First of all, it makes sense that Francis would invite believers to something. I appreciate the language of “invitation.” That is so much more respectful than “obeying” or “ordering” or “commanding.” Invitation suggests a particular kind of understanding of his own authority. Imagine the power of the person who could command you to do something. And instead of command, the person invites you to do something. I think most of us would feel respected, inspired and energized. Let’s look at what the Pope invites us to do.
He asks us always to be prepared. That seems like sage advice. Being prepared is usually preferable to not being prepared. But more than that, we are always to be prepared for surprising ways to become something or somebody new. That is an amazing invitation to preparation. Wow, I think, count me in. I want to be prepared.

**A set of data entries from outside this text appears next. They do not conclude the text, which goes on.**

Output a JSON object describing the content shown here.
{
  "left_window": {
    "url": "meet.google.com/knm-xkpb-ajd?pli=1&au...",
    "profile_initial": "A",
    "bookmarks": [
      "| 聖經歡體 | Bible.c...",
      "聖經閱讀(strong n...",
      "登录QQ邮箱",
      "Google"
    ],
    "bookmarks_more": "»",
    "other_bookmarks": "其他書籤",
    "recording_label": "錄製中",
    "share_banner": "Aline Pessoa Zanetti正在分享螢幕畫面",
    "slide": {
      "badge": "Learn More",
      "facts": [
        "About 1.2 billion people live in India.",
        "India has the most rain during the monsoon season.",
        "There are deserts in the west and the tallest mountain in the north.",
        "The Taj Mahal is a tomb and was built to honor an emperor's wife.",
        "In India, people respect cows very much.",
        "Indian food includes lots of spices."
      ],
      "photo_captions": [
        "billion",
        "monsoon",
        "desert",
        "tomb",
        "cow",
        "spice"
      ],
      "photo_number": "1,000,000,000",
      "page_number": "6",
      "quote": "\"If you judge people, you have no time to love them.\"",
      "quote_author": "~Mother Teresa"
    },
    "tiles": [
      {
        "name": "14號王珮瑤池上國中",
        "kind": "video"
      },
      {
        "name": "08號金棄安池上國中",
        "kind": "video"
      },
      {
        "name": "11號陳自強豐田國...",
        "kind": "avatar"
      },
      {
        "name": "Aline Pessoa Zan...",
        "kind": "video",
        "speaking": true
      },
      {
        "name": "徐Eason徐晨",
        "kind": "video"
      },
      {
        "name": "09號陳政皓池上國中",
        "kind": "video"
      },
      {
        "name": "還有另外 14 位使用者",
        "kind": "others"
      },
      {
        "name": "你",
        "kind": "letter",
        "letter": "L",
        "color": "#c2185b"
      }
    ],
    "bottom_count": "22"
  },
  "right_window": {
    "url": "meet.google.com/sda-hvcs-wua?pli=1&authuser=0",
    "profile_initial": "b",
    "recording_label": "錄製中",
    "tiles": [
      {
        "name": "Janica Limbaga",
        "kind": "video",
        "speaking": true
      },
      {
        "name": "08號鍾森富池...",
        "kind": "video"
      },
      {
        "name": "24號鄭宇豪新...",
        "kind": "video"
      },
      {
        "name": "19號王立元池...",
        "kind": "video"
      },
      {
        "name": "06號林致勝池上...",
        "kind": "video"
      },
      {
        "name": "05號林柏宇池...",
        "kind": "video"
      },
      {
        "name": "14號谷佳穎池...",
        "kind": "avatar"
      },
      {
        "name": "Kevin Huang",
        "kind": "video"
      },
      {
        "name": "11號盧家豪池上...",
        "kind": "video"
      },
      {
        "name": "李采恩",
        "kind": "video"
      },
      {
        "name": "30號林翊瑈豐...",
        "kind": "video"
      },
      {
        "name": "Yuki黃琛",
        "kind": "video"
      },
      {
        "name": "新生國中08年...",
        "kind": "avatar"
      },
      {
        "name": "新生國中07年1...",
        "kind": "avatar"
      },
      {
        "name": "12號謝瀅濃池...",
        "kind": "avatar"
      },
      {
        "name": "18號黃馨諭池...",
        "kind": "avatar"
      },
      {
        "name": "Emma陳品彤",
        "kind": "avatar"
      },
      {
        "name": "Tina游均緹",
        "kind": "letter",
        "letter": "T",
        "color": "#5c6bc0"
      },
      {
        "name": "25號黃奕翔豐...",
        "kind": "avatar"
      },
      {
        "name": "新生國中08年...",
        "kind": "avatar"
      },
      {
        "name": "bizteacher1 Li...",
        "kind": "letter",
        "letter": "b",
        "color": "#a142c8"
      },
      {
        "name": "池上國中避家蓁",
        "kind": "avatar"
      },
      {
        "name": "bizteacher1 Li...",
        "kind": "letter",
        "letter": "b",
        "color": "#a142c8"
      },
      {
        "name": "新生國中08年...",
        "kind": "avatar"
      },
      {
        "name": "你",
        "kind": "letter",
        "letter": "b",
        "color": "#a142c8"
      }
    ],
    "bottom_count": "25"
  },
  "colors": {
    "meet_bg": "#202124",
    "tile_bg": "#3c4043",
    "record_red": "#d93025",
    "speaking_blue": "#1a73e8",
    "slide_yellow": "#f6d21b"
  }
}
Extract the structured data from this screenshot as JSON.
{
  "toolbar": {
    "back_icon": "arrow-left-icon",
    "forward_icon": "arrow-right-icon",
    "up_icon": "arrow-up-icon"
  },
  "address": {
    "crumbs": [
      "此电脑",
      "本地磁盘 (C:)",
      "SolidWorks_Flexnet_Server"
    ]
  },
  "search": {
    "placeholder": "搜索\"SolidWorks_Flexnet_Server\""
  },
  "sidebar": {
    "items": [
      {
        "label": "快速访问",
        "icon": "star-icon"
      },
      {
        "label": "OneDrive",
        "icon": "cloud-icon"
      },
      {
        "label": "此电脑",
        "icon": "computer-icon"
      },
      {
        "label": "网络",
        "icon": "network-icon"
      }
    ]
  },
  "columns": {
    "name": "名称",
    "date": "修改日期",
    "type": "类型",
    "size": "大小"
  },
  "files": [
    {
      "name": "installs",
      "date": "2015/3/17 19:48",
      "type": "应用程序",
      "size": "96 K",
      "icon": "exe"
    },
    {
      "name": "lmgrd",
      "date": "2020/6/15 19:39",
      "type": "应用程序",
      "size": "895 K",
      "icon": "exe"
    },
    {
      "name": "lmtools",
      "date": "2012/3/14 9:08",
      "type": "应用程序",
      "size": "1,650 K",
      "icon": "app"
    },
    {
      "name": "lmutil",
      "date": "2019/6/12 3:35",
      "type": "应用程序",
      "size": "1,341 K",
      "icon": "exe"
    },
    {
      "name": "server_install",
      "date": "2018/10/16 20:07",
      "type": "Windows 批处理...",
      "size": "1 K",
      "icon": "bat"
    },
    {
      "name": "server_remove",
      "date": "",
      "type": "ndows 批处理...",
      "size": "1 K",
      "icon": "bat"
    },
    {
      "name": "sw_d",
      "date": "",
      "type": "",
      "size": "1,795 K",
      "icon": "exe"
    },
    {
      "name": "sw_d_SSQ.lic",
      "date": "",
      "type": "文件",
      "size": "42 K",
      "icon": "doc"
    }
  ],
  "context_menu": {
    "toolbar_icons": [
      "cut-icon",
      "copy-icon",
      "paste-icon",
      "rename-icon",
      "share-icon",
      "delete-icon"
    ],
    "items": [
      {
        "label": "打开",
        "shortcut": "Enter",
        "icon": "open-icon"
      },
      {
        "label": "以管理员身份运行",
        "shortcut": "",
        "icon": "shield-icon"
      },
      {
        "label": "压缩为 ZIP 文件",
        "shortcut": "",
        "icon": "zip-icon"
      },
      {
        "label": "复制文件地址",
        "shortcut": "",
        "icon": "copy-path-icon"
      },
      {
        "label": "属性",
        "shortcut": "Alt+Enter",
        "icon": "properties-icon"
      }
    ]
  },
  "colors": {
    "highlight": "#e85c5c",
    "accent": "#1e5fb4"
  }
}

Prepared for what? Here comes the power of Pope Francis. We are always to be prepared for the surprising ways difficulty and sin can be converted. That is amazingly good news. Anyway, who wants to sign on for difficulties and sin? Not me! But clearly both difficulties and sin are inevitable. I don’t know any human being who has not experienced both. The good news is they can be converted.
Normally, I don’t really like the language of conversion. But here it is quite compelling. Intriguingly, the Pope suggests that difficulties and sins are not wiped away; they are converted. They are changed from one thing into another. That says a great deal about the way the Spirit works in our midst---converting lousy things into lovely things.
The lovely thing into which difficulty and sin are converted is new friendship with God. Wow, I think; that is wonderful. From the mess of difficulty and sin comes the miracle of friendship. Who does not want to hear and believe this good news? Who does not want to have our messes converted into miracles? That is good news. I believe.
I am quite fine with this good news coming from the Pope. It seems true to me, not because the Pope suggests that it is true. It seems true to me because it is grounded in my experience of the working of the Holy One in my life and in the world. I suspect that is why the Pope also knows it is true. It is true to our experience, not because the Pope says it. The fact that the Pope says it gives it credibility and weight.
I like Pope Francis. I appreciate his papal insight. I would like to think that both of us are news friends of the Divine One. And there must be a whole host of other friends, too.